Im konkreten Fall geht es um einen Verfahrensmechaniker, dessen Firma ihm keine Bildungszeit für ein IG-Metall-Seminar mit dem Titel „Arbeitnehmer(innen) in Betrieb, Wirtschaft und Gesellschaft“ gewähren wollte. Aus Sicht des Unternehmens handelte es sich nicht um „politische Weiterbildung“ im Sinne des Gesetzes.

Das Gericht betonte, dass es die völkerrechtliche Interpretation des Begriffs für maßgeblich halte. Es berief sich auf ein Übereinkommen der Internationalen Arbeitsorganisation (ILO) zu dem Thema, dem die Bundesrepublik Deutschland 1976 beigetreten ist. Darin sei explizit auch von allgemeiner, sozialer und gesellschaftlicher Bildung die Rede - und das Land Baden-Württemberg als Gesetzgeber habe ausdrücklich Bezug auf internationale Regeln genommen, betonte der Vorsitzende Richter Ulrich Hensinger.

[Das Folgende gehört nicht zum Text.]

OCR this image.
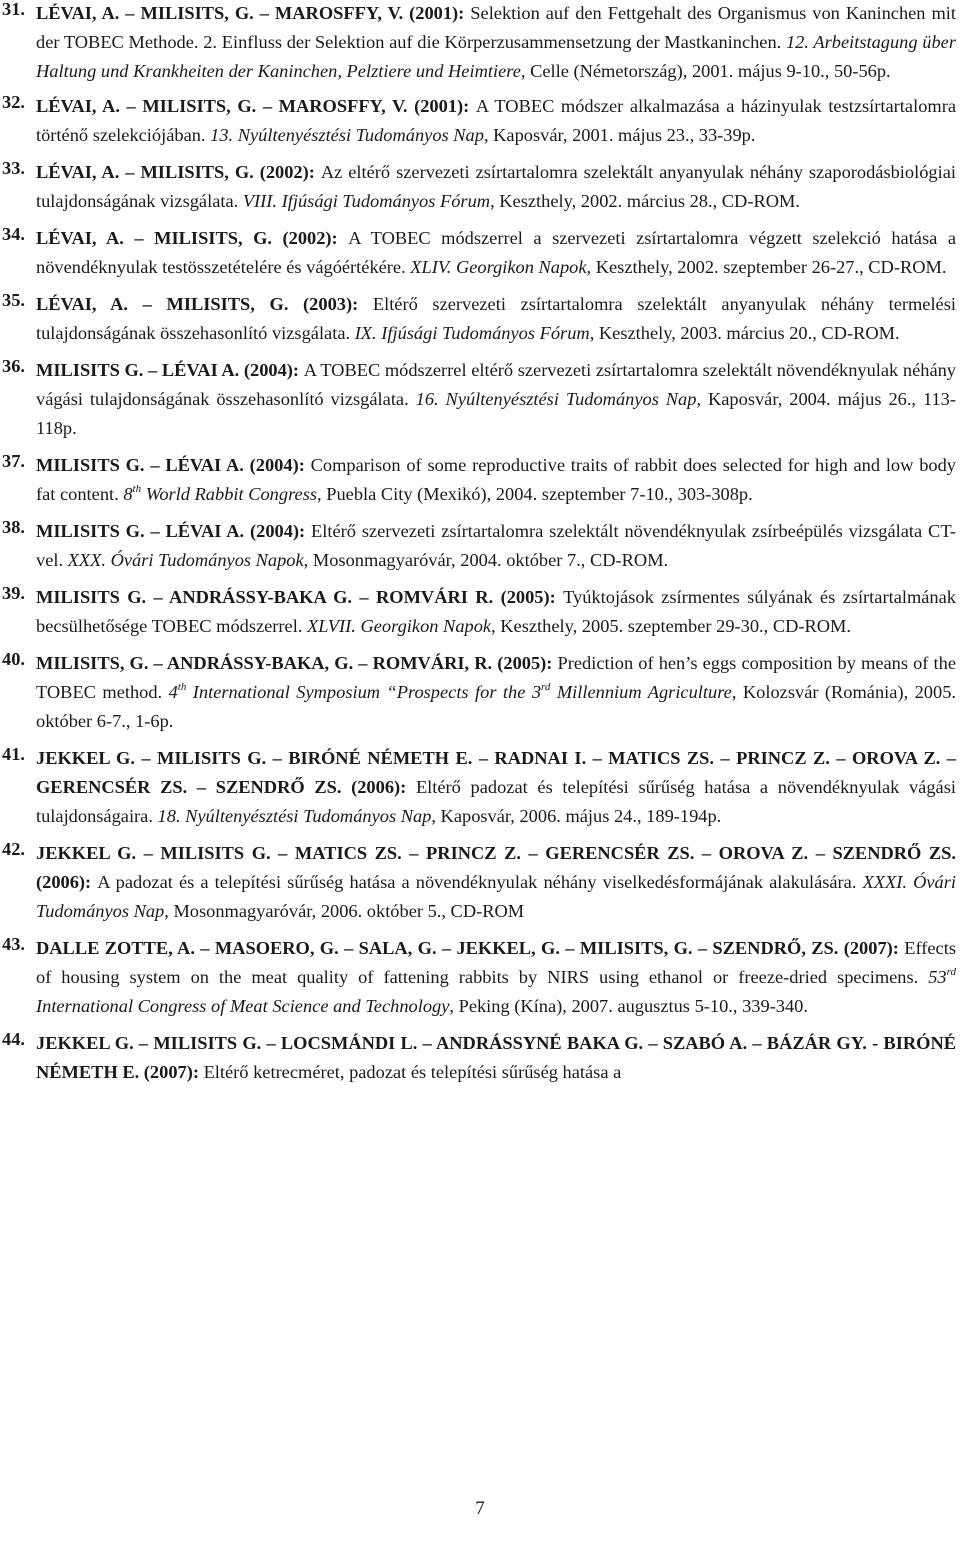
31. LÉVAI, A. – MILISITS, G. – MAROSFFY, V. (2001): Selektion auf den Fettgehalt des Organismus von Kaninchen mit der TOBEC Methode. 2. Einfluss der Selektion auf die Körperzusammensetzung der Mastkaninchen. 12. Arbeitstagung über Haltung und Krankheiten der Kaninchen, Pelztiere und Heimtiere, Celle (Németország), 2001. május 9-10., 50-56p.
32. LÉVAI, A. – MILISITS, G. – MAROSFFY, V. (2001): A TOBEC módszer alkalmazása a házinyulak testzsírtartalomra történő szelekciójában. 13. Nyúltenyésztési Tudományos Nap, Kaposvár, 2001. május 23., 33-39p.
33. LÉVAI, A. – MILISITS, G. (2002): Az eltérő szervezeti zsírtartalomra szelektált anyanyulak néhány szaporodásbiológiai tulajdonságának vizsgálata. VIII. Ifjúsági Tudományos Fórum, Keszthely, 2002. március 28., CD-ROM.
34. LÉVAI, A. – MILISITS, G. (2002): A TOBEC módszerrel a szervezeti zsírtartalomra végzett szelekció hatása a növendéknyulak testösszetételére és vágóértékére. XLIV. Georgikon Napok, Keszthely, 2002. szeptember 26-27., CD-ROM.
35. LÉVAI, A. – MILISITS, G. (2003): Eltérő szervezeti zsírtartalomra szelektált anyanyulak néhány termelési tulajdonságának összehasonlító vizsgálata. IX. Ifjúsági Tudományos Fórum, Keszthely, 2003. március 20., CD-ROM.
36. MILISITS G. – LÉVAI A. (2004): A TOBEC módszerrel eltérő szervezeti zsírtartalomra szelektált növendéknyulak néhány vágási tulajdonságának összehasonlító vizsgálata. 16. Nyúltenyésztési Tudományos Nap, Kaposvár, 2004. május 26., 113-118p.
37. MILISITS G. – LÉVAI A. (2004): Comparison of some reproductive traits of rabbit does selected for high and low body fat content. 8th World Rabbit Congress, Puebla City (Mexikó), 2004. szeptember 7-10., 303-308p.
38. MILISITS G. – LÉVAI A. (2004): Eltérő szervezeti zsírtartalomra szelektált növendéknyulak zsírbeépülés vizsgálata CT-vel. XXX. Óvári Tudományos Napok, Mosonmagyaróvár, 2004. október 7., CD-ROM.
39. MILISITS G. – ANDRÁSSY-BAKA G. – ROMVÁRI R. (2005): Tyúktojások zsírmentes súlyának és zsírtartalmának becsülhetősége TOBEC módszerrel. XLVII. Georgikon Napok, Keszthely, 2005. szeptember 29-30., CD-ROM.
40. MILISITS, G. – ANDRÁSSY-BAKA, G. – ROMVÁRI, R. (2005): Prediction of hen’s eggs composition by means of the TOBEC method. 4th International Symposium “Prospects for the 3rd Millennium Agriculture, Kolozsvár (Románia), 2005. október 6-7., 1-6p.
41. JEKKEL G. – MILISITS G. – BIRÓNÉ NÉMETH E. – RADNAI I. – MATICS ZS. – PRINCZ Z. – OROVA Z. – GERENCSÉR ZS. – SZENDRŐ ZS. (2006): Eltérő padozat és telepítési sűrűség hatása a növendéknyulak vágási tulajdonságaira. 18. Nyúltenyésztési Tudományos Nap, Kaposvár, 2006. május 24., 189-194p.
42. JEKKEL G. – MILISITS G. – MATICS ZS. – PRINCZ Z. – GERENCSÉR ZS. – OROVA Z. – SZENDRŐ ZS. (2006): A padozat és a telepítési sűrűség hatása a növendéknyulak néhány viselkedésformájának alakulására. XXXI. Óvári Tudományos Nap, Mosonmagyaróvár, 2006. október 5., CD-ROM
43. DALLE ZOTTE, A. – MASOERO, G. – SALA, G. – JEKKEL, G. – MILISITS, G. – SZENDRŐ, ZS. (2007): Effects of housing system on the meat quality of fattening rabbits by NIRS using ethanol or freeze-dried specimens. 53rd International Congress of Meat Science and Technology, Peking (Kína), 2007. augusztus 5-10., 339-340.
44. JEKKEL G. – MILISITS G. – LOCSMÁNDI L. – ANDRÁSSYNÉ BAKA G. – SZABÓ A. – BÁZÁR GY. - BIRÓNÉ NÉMETH E. (2007): Eltérő ketrecméret, padozat és telepítési sűrűség hatása a
7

Die Kammer muss allerdings auch klären, ob der Antrag in dem konkreten Fall womöglich allein schon aus formalen Gründen abgelehnt werden durfte. Die Unternehmensseite argumentierte vor Gericht unter anderem auch damit, dass die IG Metall ihren Mitgliedern das Seminar bezahle und alle übrigen möglichen Interessenten vom hohen Preis abgeschreckt würden - oder sich genötigt sähen, in die Gewerkschaft einzutreten. Eine Mitgliedschaft in einer Partei oder Gewerkschaft darf laut Gesetz keine Voraussetzung sein, um im Rahmen der Bildungszeit an einem Seminar teilzunehmen.

Laut Landesarbeitsgericht sind aktuell zwölf Verfahren im Zusammenhang mit dem Bildungszeitgesetz bekannt - fast immer geht es um den Begriff „politische Weiterbildung“. Vier sind in erster Instanz entschieden, alle gingen zu Gunsten der Arbeitnehmer aus.